MonkDB Documentation

Monitoring and Observability

Monitoring and Observability

A production MonkDB setup should combine:

SQL-native observability (sys.*, information_schema.*)
JVM and breaker telemetry (JMX)
Time-series dashboards and alerts (Prometheus + Grafana)
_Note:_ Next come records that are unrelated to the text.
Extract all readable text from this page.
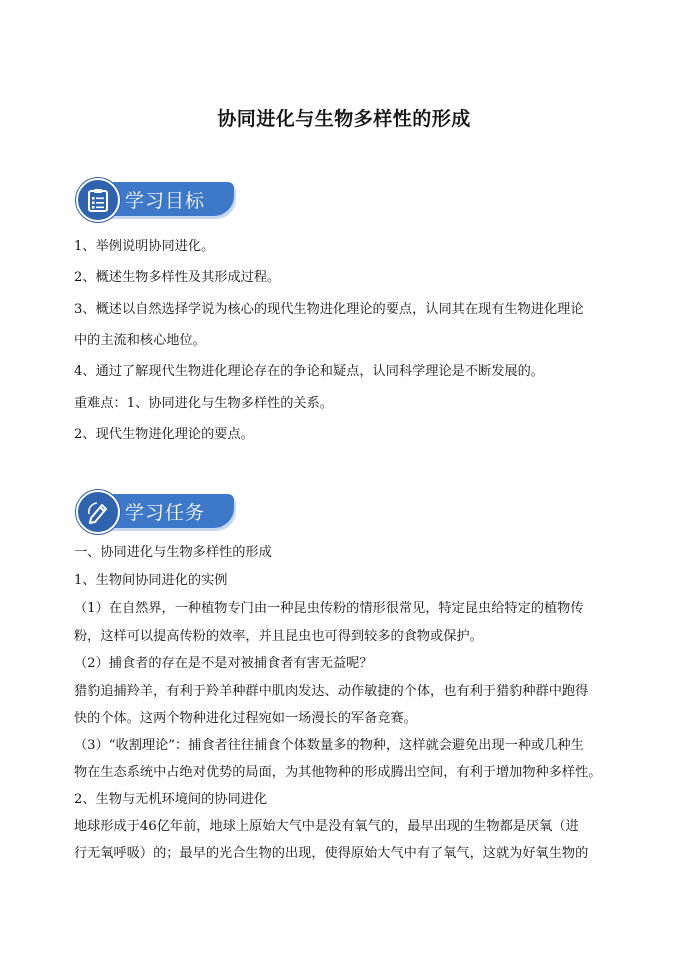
协同进化与生物多样性的形成
学习目标
1、举例说明协同进化。
2、概述生物多样性及其形成过程。
3、概述以自然选择学说为核心的现代生物进化理论的要点，认同其在现有生物进化理论
中的主流和核心地位。
4、通过了解现代生物进化理论存在的争论和疑点，认同科学理论是不断发展的。
重难点：1、协同进化与生物多样性的关系。
2、现代生物进化理论的要点。
学习任务
一、协同进化与生物多样性的形成
1、生物间协同进化的实例
（1）在自然界，一种植物专门由一种昆虫传粉的情形很常见，特定昆虫给特定的植物传
粉，这样可以提高传粉的效率，并且昆虫也可得到较多的食物或保护。
（2）捕食者的存在是不是对被捕食者有害无益呢？
猎豹追捕羚羊，有利于羚羊种群中肌肉发达、动作敏捷的个体，也有利于猎豹种群中跑得
快的个体。这两个物种进化过程宛如一场漫长的军备竞赛。
（3）“收割理论”：捕食者往往捕食个体数量多的物种，这样就会避免出现一种或几种生
物在生态系统中占绝对优势的局面，为其他物种的形成腾出空间，有利于增加物种多样性。
2、生物与无机环境间的协同进化
地球形成于46亿年前，地球上原始大气中是没有氧气的，最早出现的生物都是厌氧（进
行无氧呼吸）的；最早的光合生物的出现，使得原始大气中有了氧气，这就为好氧生物的
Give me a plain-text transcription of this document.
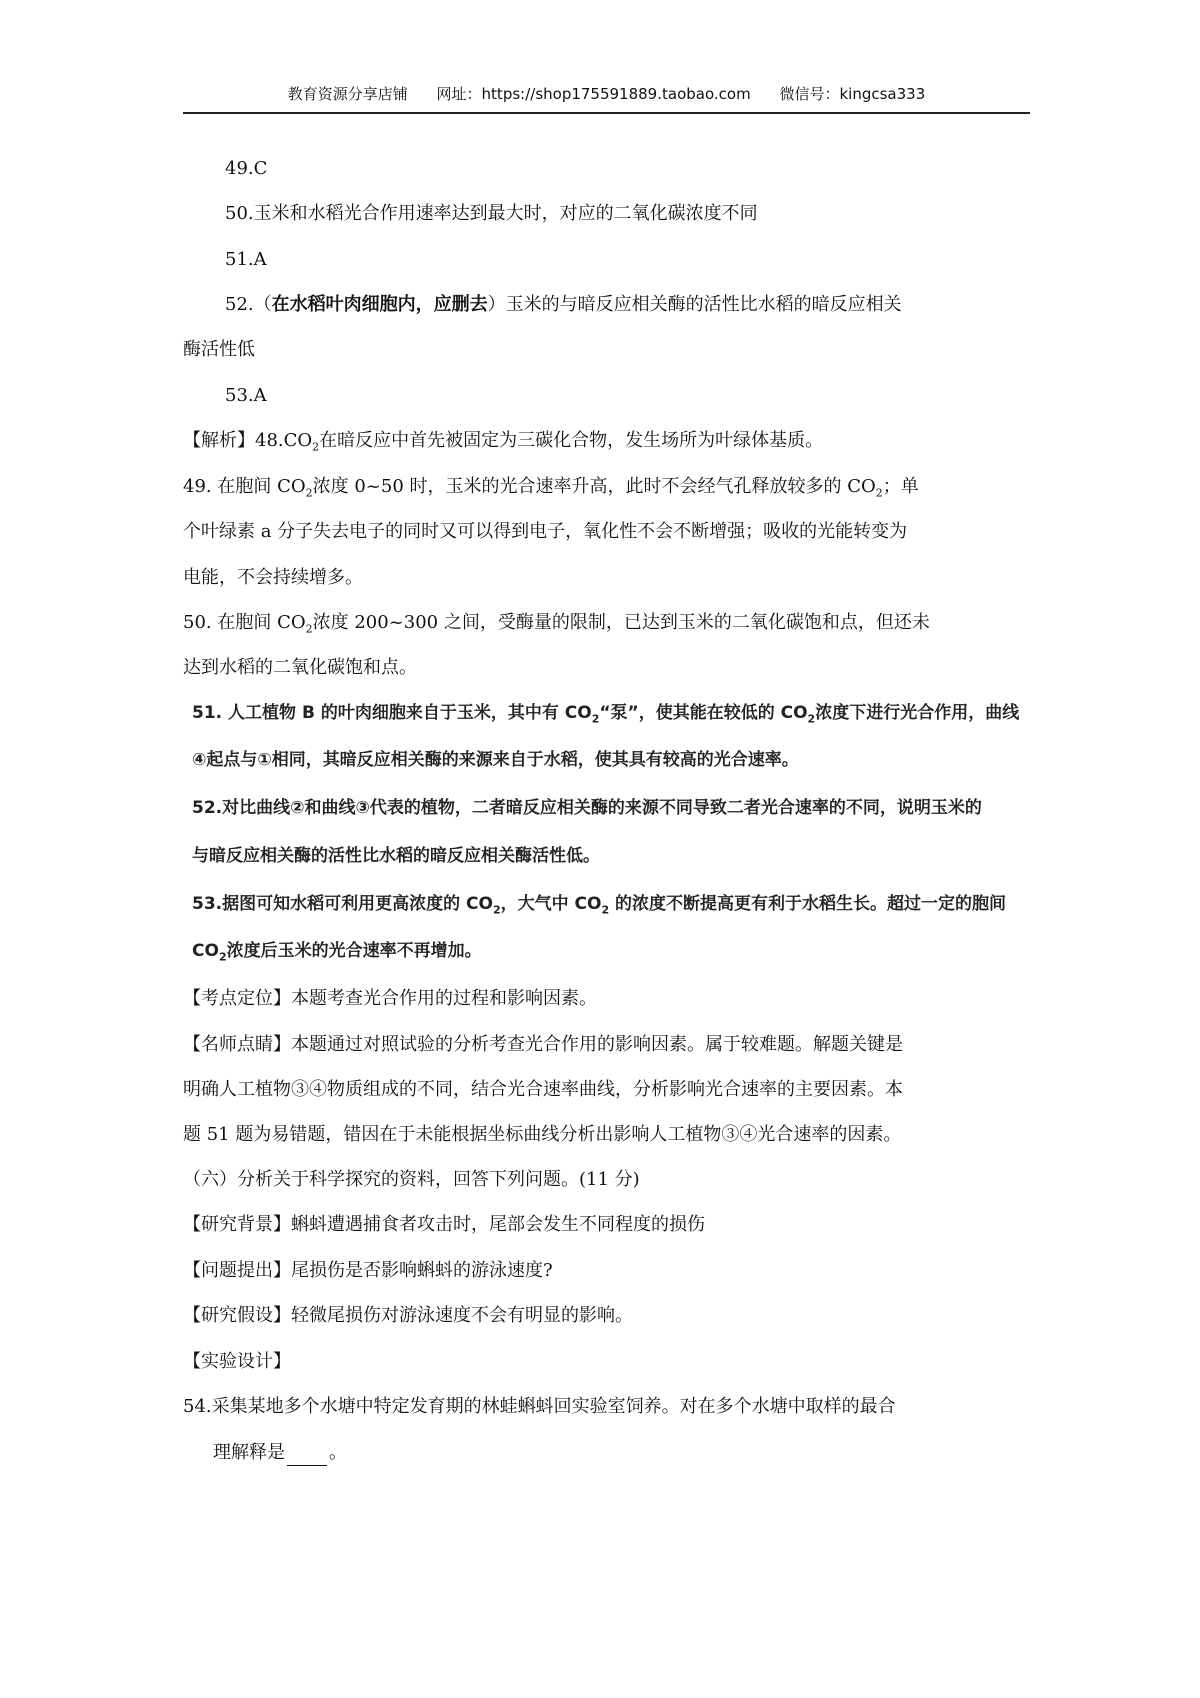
教育资源分享店铺 网址：https://shop175591889.taobao.com 微信号：kingcsa333
49.C
50.玉米和水稻光合作用速率达到最大时，对应的二氧化碳浓度不同
51.A
52.（在水稻叶肉细胞内，应删去）玉米的与暗反应相关酶的活性比水稻的暗反应相关
酶活性低
53.A
【解析】$48.CO_2$在暗反应中首先被固定为三碳化合物，发生场所为叶绿体基质。
49. 在胞间 $CO_2$浓度 0~50 时，玉米的光合速率升高，此时不会经气孔释放较多的 $CO_2$；单
个叶绿素 a 分子失去电子的同时又可以得到电子，氧化性不会不断增强；吸收的光能转变为
电能，不会持续增多。
50. 在胞间 $CO_2$浓度 200~300 之间，受酶量的限制，已达到玉米的二氧化碳饱和点，但还未
达到水稻的二氧化碳饱和点。
51. 人工植物 B 的叶肉细胞来自于玉米，其中有 $CO_2“$泵”，使其能在较低的 $CO_2$浓度下进行光合作用，曲线
④起点与①相同，其暗反应相关酶的来源来自于水稻，使其具有较高的光合速率。
52.对比曲线②和曲线③代表的植物，二者暗反应相关酶的来源不同导致二者光合速率的不同，说明玉米的
与暗反应相关酶的活性比水稻的暗反应相关酶活性低。
53.据图可知水稻可利用更高浓度的 $CO_2$，大气中 $CO_2$ 的浓度不断提高更有利于水稻生长。超过一定的胞间
$CO_2$浓度后玉米的光合速率不再增加。
【考点定位】本题考查光合作用的过程和影响因素。
【名师点睛】本题通过对照试验的分析考查光合作用的影响因素。属于较难题。解题关键是
明确人工植物③④物质组成的不同，结合光合速率曲线，分析影响光合速率的主要因素。本
题 51 题为易错题，错因在于未能根据坐标曲线分析出影响人工植物③④光合速率的因素。
（六）分析关于科学探究的资料，回答下列问题。(11 分)
【研究背景】蝌蚪遭遇捕食者攻击时，尾部会发生不同程度的损伤
【问题提出】尾损伤是否影响蝌蚪的游泳速度?
【研究假设】轻微尾损伤对游泳速度不会有明显的影响。
【实验设计】
54.采集某地多个水塘中特定发育期的林蛙蝌蚪回实验室饲养。对在多个水塘中取样的最合
理解释是 。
Layer 1: SQL-native observability

Health status

SELECT description, severity
FROM sys.checks
WHERE NOT passed
ORDER BY severity DESC;

Active workload

SELECT id, stmt, started FROM sys.jobs;

SELECT node['name'], job_id, name, used_bytes, started
FROM sys.operations
ORDER BY used_bytes DESC;

Node pressure

SELECT name,
       load['1'] AS load_1m,
       mem['used_percent'] AS mem_used_pct,
       heap['used'] AS heap_used,
       fs['total'],
       fs['used']
FROM sys.nodes
ORDER BY name;

Shard state

SELECT table_name, id, routing_state, state,
       recovery['stage'], recovery['size']['percent']
FROM sys.shards
ORDER BY table_name, id;

Layer 2: JMX instrumentation

Track at minimum:

JVM heap/non-heap usage
GC pause and throughput
thread pools
circuit breaker utilization/trips
request/operation latency trends

Layer 3: Prometheus + Grafana

Recommended pipeline:

JMX exporter sidecar/agent per node.
Prometheus scrape targets for MonkDB nodes.
Grafana dashboards with SLO-focused panels.

Recommended dashboards:

Cluster health and node pressure
Query throughput, p95/p99 latency
Breaker headroom/trip rates
Shard relocation/recovery activity
Governance/audit/lineage sink metrics

Governance and sink metrics

When enabled:

SELECT * FROM sys.policy_audit_sink_metrics LIMIT 1;
SELECT * FROM sys.governance_contract_metrics LIMIT 1;
SELECT * FROM sys.lineage_sink_metrics LIMIT 1;

Alerting baselines

Sustained high heap usage
Breaker trip rate increase
Growing queue depth in sink metrics
Relocation stuck/slow recovery
High ratio of failed queries